A dish that appears regularly on the tasting menu in various seasonal forms. The white crab meat is served with Exmoor caviar, while the brown meat comes in a charcoal-coloured cracker with elderflower gel. This dual presentation — two textures and flavours from the same crab — is characteristic of how AngloThai thinks about ingredients. Reviewers single it out as one of the most memorable courses.
Tips from diners
Eat the white and brown crab preparations separately to appreciate the contrast, then together in the same bite. The elderflower gel with the brown meat is the surprise element.

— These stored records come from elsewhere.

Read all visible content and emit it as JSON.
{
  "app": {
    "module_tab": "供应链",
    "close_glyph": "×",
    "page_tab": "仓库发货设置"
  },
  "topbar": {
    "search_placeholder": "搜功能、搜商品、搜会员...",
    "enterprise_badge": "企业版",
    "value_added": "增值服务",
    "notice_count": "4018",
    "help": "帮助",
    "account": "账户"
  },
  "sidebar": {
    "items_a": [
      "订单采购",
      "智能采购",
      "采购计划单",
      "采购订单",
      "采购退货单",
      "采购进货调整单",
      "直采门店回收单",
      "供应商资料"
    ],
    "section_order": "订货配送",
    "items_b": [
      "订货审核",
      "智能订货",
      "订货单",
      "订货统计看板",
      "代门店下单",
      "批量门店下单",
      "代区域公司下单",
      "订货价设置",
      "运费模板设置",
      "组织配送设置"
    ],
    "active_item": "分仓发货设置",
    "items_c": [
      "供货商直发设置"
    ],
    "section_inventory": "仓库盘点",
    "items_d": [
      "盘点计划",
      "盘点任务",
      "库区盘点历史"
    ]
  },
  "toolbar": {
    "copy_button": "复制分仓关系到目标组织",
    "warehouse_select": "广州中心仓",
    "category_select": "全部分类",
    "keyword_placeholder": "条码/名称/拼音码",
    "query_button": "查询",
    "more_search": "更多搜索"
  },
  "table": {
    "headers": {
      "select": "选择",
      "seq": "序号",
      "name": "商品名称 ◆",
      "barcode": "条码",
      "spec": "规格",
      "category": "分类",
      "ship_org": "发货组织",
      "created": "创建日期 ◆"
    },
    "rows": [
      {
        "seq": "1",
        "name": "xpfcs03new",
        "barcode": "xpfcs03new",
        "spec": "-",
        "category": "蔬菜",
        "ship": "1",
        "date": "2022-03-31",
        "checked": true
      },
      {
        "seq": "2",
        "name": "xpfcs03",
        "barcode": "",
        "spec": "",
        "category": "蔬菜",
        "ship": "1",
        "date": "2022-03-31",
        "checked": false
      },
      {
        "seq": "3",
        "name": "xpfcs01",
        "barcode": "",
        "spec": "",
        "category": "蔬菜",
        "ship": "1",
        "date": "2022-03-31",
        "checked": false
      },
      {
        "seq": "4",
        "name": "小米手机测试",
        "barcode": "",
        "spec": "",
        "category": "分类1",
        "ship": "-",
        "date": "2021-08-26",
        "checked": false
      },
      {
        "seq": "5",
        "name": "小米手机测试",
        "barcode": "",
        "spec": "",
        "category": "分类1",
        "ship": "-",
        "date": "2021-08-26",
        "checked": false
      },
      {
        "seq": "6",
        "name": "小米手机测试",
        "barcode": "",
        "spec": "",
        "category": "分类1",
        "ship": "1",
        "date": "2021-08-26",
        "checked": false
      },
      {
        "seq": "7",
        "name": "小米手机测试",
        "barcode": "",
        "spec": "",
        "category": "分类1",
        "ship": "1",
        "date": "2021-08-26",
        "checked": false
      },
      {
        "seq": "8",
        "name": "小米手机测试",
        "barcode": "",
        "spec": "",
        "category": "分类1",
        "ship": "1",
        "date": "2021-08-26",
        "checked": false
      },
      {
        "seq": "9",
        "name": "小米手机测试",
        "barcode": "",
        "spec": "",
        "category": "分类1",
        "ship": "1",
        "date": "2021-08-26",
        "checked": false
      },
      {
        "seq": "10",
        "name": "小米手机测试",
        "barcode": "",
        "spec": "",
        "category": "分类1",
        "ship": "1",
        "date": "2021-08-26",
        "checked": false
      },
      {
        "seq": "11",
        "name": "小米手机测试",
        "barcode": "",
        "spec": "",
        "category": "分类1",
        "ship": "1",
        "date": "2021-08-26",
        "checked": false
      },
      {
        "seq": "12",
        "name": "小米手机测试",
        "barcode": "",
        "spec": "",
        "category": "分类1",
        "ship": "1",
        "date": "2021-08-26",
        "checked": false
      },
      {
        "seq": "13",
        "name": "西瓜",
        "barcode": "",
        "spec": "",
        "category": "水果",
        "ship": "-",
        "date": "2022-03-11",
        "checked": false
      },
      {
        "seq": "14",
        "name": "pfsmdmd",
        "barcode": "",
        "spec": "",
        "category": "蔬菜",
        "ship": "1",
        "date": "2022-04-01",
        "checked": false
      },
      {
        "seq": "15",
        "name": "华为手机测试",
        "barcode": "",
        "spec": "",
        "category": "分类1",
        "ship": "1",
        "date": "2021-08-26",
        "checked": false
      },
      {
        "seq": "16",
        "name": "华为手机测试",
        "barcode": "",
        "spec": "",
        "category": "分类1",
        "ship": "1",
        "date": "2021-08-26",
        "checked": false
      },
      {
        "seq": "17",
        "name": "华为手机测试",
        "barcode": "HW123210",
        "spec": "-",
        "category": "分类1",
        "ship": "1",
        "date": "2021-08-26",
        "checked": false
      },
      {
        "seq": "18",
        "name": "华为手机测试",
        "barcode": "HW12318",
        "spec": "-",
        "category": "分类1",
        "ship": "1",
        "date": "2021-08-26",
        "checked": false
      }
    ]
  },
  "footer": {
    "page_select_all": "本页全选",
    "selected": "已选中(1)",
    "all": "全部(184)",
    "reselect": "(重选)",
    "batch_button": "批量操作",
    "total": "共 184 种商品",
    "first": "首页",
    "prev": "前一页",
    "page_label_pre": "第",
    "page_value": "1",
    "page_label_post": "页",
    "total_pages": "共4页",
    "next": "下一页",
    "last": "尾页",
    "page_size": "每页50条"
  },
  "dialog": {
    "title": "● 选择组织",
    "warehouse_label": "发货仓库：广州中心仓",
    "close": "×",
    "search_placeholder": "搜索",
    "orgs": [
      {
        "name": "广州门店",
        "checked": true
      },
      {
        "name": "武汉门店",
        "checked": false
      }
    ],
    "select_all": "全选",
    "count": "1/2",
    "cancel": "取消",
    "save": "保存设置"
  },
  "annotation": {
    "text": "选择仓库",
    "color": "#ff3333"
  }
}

A dessert course that brings together British and Thai sensibilities. The honey cake is rich and moist, the pumpkin seed ice cream adds an earthy, nutty note, and the pickled pumpkin provides acidity to cut through the sweetness. The duck egg custard ties it all together. Reviewers describe this as a dessert that finishes the meal on a more gentle, comforting note after the bolder savoury courses.
Tips from diners
After the spice of the savoury courses, this dessert is a welcome cool-down. The pumpkin seed ice cream is the surprise element — earthy and nutty in a way you do not expect.
Run by husband and wife John and Desiree Chantarasak, AngloThai earned a Michelin star within months of opening its permanent Marylebone home in late 2024. John is half-Thai, half-British, and the tasting-menu-only format reflects both heritages: British-sourced ingredients (crab, venison, farm vegetables from Desiree's family farm) prepared with Thai techniques and flavours. After years of pop-ups and residencies, this is their first permanent restaurant, and the intimacy of the space makes every meal feel personal.
The set lunch at £65 for six courses is half the price of dinner and widely regarded as one of London's best Michelin-star bargains. Book it first if you want to try the concept before committing to the full dinner.
Contact the restaurant directly to book — they manage their own reservations. The space is intimate and fills up fast, especially Thursday to Saturday dinners.
Several courses use genuine Thai chilli heat. If you have low spice tolerance, mention it when booking — the kitchen cannot always adjust mid-service, but they can sometimes advise on what to expect.
Ask the team about where the ingredients come from. Desiree's family farm supplies some of the produce, and the sourcing story adds context to what you are eating.